Kippen, eenden en kalkoenen zijn gevoelig voor besmetting met hoogpathogene vogelgriep, zeker wanneer ze ook deels buiten lopen. Eenden en kalkoenen worden in het algemeen niet buiten gehuisvest. De buitenuitloop wordt voornamelijk gebruikt bij legpluimvee. Buiten lopende kippen lopen een groter risico, omdat de kans om met wilde vogels en hun met virus gecontamineerde uitwerpselen in contact te komen daarmee toeneemt. Om die kans te verkleinen stel ik dan ook een ophok- en afschermplicht in en leg ik eisen op aan de pluimveehouders om hygiënemaatregelen in acht te nemen. Een ophokplicht voor alleen eenden en kalkoenen draagt daarom mijns inziens niet bij aan verlagen van de kans op besmetting. Ik zie daarom geen reden mijn huidige beleidslijn aan te passen.
Bent u ermee bekend dat pluimveehouders van vrije uitloopkippen nu veel geld kwijt zijn omdat zij hun eieren niet als vrije uitloop kunnen verkopen en daar bijvoorbeeld andere verpakkingen voor aan moeten schaffen? Wat vindt u hier van?
Ik realiseer me de gevolgen voor de legpluimveesector goed. De eieren kunnen niet meer als vrije uitloopeieren worden verhandeld, hetgeen leidt tot verlies van inkomen. De gevolgschade door de langdurige ophokplicht komt inderdaad ten laste van de individuele houder.
In hoeverre is het voor pluimveehouders van vrije uitloopkippen mogelijk deze ook als zodanig te verkopen met daarbij een vermelding van de wettelijke ophokplicht door bijvoorbeeld een briefje in het doosje of een extra etiket?
Als de ophokplicht langer duurt dan 16 weken, kunnen houders van uitloopkippen de eieren niet verkopen als vrije-uitloopeieren, maar alleen als scharreleieren. Dat is vastgelegd in Europese regelgeving. Als deze pluimveehouders de eieren nog wel de verpakking voor vrije-uitloopeieren willen blijven gebruiken, dan moeten alle aanduidingen voor vrije-uitloop worden afgedekt en moet duidelijk op de verpakking worden vermeld dat het scharreleieren betreft. Op het schap kan de consument wel worden geïnformeerd dat er vanwege de ophokplicht tijdelijk geen vrije-uitloopeieren beschikbaar zijn.

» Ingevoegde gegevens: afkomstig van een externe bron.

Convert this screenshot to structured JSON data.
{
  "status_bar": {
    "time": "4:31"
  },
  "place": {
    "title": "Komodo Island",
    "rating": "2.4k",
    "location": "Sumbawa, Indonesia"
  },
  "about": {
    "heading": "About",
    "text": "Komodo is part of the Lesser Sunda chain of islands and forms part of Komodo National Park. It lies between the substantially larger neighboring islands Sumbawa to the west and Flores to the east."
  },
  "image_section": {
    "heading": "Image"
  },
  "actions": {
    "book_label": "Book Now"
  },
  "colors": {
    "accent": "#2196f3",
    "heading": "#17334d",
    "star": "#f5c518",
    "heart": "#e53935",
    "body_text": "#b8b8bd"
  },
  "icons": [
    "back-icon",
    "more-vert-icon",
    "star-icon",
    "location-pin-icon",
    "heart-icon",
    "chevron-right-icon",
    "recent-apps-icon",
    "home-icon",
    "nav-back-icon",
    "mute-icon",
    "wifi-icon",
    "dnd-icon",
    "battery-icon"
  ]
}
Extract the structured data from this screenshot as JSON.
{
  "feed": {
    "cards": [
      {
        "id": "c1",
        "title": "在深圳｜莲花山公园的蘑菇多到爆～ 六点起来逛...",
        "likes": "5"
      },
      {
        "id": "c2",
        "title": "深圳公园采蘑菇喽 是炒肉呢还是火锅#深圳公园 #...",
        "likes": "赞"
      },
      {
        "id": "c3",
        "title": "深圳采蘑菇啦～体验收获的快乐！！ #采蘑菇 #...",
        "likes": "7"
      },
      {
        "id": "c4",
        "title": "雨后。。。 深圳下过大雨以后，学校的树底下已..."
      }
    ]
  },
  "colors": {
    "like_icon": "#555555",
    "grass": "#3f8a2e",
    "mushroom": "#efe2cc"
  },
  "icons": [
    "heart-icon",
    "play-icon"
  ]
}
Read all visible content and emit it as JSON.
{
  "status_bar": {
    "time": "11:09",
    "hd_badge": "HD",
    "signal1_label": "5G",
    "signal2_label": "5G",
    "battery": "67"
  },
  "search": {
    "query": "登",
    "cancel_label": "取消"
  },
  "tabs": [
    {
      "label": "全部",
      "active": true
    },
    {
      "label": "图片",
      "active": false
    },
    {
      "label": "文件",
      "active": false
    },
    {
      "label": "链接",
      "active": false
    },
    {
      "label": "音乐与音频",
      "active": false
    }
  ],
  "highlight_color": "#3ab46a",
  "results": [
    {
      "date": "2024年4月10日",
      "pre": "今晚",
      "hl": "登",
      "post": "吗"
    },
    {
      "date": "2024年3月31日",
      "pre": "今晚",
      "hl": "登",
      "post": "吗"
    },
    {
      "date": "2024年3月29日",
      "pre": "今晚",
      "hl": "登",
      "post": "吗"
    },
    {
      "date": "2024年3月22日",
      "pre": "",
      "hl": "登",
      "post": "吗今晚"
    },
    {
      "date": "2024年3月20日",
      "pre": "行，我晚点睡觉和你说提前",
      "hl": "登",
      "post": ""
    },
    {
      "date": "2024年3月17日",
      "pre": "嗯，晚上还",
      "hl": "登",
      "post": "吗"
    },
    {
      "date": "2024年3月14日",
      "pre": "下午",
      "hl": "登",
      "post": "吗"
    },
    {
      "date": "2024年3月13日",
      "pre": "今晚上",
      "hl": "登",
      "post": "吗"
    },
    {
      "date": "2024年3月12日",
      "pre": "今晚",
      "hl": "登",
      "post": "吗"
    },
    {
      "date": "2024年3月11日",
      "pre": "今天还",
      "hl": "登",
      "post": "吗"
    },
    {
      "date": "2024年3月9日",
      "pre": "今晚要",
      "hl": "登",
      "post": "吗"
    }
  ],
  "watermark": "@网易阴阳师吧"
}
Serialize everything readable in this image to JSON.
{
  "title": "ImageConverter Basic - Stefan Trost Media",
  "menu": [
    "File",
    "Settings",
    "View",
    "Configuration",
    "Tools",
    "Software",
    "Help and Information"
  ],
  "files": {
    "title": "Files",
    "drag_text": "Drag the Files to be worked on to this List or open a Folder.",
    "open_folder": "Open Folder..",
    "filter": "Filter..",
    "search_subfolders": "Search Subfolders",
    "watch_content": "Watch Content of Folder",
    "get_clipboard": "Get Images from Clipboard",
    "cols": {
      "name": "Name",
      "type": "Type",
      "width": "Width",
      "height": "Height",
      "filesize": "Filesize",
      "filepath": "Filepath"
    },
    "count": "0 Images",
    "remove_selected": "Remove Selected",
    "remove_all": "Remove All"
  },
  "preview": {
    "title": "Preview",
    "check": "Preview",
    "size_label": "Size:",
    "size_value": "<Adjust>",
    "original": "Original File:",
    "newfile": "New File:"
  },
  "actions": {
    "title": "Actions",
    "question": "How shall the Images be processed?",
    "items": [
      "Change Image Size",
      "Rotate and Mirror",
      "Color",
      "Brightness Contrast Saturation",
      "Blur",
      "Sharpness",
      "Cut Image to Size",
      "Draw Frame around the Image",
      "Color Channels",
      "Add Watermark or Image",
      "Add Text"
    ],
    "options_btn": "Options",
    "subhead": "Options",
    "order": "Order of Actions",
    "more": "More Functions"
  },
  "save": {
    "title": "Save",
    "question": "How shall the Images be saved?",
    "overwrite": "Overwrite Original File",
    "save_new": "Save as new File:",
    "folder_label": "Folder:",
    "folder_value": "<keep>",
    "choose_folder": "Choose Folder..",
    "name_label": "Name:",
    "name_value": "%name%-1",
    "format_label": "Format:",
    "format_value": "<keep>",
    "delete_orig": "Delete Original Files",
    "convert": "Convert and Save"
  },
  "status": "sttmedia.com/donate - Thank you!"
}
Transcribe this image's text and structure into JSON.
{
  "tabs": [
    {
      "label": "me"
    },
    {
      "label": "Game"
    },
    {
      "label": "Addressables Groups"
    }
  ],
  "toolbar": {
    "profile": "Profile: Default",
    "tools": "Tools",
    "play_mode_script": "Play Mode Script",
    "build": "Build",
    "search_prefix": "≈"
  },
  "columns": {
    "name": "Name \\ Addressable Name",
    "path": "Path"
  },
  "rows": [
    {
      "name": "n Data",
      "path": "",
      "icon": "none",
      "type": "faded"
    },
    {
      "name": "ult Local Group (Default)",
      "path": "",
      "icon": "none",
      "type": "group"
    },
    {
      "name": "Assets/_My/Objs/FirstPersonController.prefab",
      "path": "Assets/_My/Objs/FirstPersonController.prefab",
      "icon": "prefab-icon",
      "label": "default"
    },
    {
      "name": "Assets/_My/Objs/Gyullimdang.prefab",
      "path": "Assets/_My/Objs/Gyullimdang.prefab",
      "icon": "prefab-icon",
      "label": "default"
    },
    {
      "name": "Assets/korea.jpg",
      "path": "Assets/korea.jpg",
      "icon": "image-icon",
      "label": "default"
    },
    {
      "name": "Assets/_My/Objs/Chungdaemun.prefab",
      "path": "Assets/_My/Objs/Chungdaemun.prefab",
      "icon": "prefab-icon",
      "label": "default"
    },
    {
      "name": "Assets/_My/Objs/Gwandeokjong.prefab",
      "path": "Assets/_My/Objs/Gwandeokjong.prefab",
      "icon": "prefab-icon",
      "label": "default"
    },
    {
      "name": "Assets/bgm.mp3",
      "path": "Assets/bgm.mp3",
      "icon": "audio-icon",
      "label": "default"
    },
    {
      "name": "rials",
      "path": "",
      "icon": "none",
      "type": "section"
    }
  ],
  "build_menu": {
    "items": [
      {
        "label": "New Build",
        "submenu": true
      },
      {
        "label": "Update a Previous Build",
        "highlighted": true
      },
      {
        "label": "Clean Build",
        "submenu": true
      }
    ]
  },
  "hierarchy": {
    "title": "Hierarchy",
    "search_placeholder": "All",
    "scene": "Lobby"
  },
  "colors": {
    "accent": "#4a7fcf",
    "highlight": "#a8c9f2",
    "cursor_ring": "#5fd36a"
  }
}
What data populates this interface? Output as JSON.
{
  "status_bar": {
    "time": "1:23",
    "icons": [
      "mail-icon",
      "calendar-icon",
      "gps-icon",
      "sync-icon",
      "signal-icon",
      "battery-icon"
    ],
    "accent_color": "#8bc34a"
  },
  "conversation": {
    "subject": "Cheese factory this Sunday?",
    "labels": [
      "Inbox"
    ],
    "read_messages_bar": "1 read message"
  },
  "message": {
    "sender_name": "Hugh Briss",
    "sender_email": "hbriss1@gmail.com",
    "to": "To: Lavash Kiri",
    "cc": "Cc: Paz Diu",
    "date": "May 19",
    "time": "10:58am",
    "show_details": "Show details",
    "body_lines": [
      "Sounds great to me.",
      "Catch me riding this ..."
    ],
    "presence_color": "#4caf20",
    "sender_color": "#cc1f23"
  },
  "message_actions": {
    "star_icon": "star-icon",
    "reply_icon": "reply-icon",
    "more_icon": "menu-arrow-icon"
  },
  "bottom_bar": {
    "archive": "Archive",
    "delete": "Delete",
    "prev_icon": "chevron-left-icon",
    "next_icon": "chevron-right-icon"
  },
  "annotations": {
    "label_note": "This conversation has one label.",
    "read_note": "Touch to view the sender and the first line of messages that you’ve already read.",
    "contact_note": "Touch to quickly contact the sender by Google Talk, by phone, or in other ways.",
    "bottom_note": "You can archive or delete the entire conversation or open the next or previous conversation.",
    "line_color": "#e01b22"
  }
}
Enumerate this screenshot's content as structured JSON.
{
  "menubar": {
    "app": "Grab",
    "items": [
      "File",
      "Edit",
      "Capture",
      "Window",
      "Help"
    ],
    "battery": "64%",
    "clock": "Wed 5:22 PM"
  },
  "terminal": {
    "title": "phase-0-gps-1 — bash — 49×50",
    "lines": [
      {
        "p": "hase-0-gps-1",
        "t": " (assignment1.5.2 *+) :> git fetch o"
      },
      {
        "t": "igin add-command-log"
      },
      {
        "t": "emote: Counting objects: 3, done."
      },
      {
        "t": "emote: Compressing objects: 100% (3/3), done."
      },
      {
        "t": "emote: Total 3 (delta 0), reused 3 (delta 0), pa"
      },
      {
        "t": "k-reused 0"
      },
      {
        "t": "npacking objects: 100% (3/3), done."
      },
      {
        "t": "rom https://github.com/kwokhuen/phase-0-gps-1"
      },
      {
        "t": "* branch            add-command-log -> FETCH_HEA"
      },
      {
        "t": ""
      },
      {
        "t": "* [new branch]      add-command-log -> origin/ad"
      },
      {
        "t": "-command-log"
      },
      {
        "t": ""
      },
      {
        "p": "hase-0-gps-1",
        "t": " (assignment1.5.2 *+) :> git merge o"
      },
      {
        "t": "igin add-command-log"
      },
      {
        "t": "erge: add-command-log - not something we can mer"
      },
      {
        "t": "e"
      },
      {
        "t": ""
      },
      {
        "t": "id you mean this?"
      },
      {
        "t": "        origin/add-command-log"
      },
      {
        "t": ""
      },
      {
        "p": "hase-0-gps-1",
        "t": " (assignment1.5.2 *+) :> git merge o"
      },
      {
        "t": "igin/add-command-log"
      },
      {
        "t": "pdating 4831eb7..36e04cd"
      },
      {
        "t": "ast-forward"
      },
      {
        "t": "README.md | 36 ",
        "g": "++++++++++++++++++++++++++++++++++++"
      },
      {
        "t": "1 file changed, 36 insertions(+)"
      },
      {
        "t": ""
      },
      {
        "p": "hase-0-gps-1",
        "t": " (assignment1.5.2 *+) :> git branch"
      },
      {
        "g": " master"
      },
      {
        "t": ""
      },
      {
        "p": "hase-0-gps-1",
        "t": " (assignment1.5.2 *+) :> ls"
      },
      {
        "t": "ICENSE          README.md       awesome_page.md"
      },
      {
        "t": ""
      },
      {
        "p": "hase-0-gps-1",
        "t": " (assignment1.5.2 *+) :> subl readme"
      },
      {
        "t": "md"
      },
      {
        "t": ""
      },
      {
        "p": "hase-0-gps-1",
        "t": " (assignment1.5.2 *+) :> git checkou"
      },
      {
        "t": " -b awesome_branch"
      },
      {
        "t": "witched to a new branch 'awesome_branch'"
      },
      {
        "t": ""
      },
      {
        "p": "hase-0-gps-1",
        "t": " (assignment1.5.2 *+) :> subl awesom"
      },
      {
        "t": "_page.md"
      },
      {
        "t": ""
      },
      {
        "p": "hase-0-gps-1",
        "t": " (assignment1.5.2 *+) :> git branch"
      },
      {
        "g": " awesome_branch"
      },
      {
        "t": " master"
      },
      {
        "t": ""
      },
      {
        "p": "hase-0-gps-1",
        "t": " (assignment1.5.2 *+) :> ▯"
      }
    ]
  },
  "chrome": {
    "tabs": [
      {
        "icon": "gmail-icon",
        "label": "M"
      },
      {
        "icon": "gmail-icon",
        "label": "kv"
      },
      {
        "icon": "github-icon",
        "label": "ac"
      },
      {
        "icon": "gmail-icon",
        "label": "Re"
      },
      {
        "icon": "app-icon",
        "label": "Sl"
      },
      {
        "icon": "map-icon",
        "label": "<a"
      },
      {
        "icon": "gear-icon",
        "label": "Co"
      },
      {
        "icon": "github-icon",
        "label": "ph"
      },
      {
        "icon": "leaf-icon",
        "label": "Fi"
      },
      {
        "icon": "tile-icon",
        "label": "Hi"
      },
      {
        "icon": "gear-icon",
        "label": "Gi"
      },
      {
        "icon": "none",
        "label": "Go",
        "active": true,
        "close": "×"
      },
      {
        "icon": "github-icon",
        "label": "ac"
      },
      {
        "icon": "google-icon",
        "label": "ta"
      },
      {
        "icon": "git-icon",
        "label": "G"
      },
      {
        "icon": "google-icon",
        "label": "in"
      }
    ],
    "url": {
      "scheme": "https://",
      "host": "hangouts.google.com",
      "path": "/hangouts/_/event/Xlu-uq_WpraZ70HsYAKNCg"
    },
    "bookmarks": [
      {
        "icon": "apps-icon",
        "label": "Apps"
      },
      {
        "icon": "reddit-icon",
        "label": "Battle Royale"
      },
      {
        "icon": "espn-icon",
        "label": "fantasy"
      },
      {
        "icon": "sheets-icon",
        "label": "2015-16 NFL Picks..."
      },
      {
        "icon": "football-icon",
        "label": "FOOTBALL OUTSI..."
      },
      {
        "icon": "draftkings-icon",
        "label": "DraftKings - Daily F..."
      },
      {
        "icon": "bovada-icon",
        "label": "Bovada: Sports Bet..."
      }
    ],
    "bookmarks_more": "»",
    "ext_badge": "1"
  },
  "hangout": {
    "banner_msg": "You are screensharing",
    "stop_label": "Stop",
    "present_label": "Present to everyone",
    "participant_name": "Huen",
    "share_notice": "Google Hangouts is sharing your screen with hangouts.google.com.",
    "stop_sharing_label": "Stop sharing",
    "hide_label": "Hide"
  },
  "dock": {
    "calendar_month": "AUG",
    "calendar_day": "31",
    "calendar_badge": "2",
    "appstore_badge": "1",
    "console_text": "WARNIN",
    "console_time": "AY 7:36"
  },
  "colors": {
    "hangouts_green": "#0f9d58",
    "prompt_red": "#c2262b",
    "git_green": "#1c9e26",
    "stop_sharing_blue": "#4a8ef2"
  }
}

Met het opheffen van de ophokplicht in de vijf regio’s, afgelopen zaterdag, mogen de houders van vrije-uitloopbedrijven in deze regio’s hun eieren weer verkopen als vrije-uitloopeieren, dus in de gebruikelijke doosjes. De afwaardering van vrije-uitloopeieren tot scharrelei blijft bestaan voor de regio’s waar de ophokplicht voortduurt.
Op welke andere manieren kunt u pluimveehouders van vrije uitloopkippen helpen? In hoeverre bent u bereid deze methoden in te zetten?
Het staande Nederlandse beleid is dat geen compensatie wordt gegeven in deze gevallen. Dit is het geval, omdat de bedrijfseconomische gevolgen van overheidsmaatregelen die zijn gericht op preventie en bestrijding van besmettelijke dierziekten («gevolgschade») tot het normale bedrijfsrisico behoren en dus door de houder zelf gedragen horen te worden.
Weet u dat de wetgeving rondom ophokplicht zeer nadelig uitpakt voor het dierenwelzijn van kippen van kleinschalige houders, zoals kipcaravans? Bent u bereid om de wet hieraan aan te passen en daarmee beter aan te laten sluiten op een kleinschalige kringlooplandbouw?
Ik heb welzijn van pluimvee hoog in het vaandel en dit is ook een van de redenen om de ophokplicht in delen van Nederland op te heffen. Kleinschalige bedrijven zijn echter niet gevrijwaard van besmetting. Ik acht het daarom niet verantwoord om kleinschalige houderijen uit te zonderen van de ophok- en afschermplicht, gezien de besmettingskansen.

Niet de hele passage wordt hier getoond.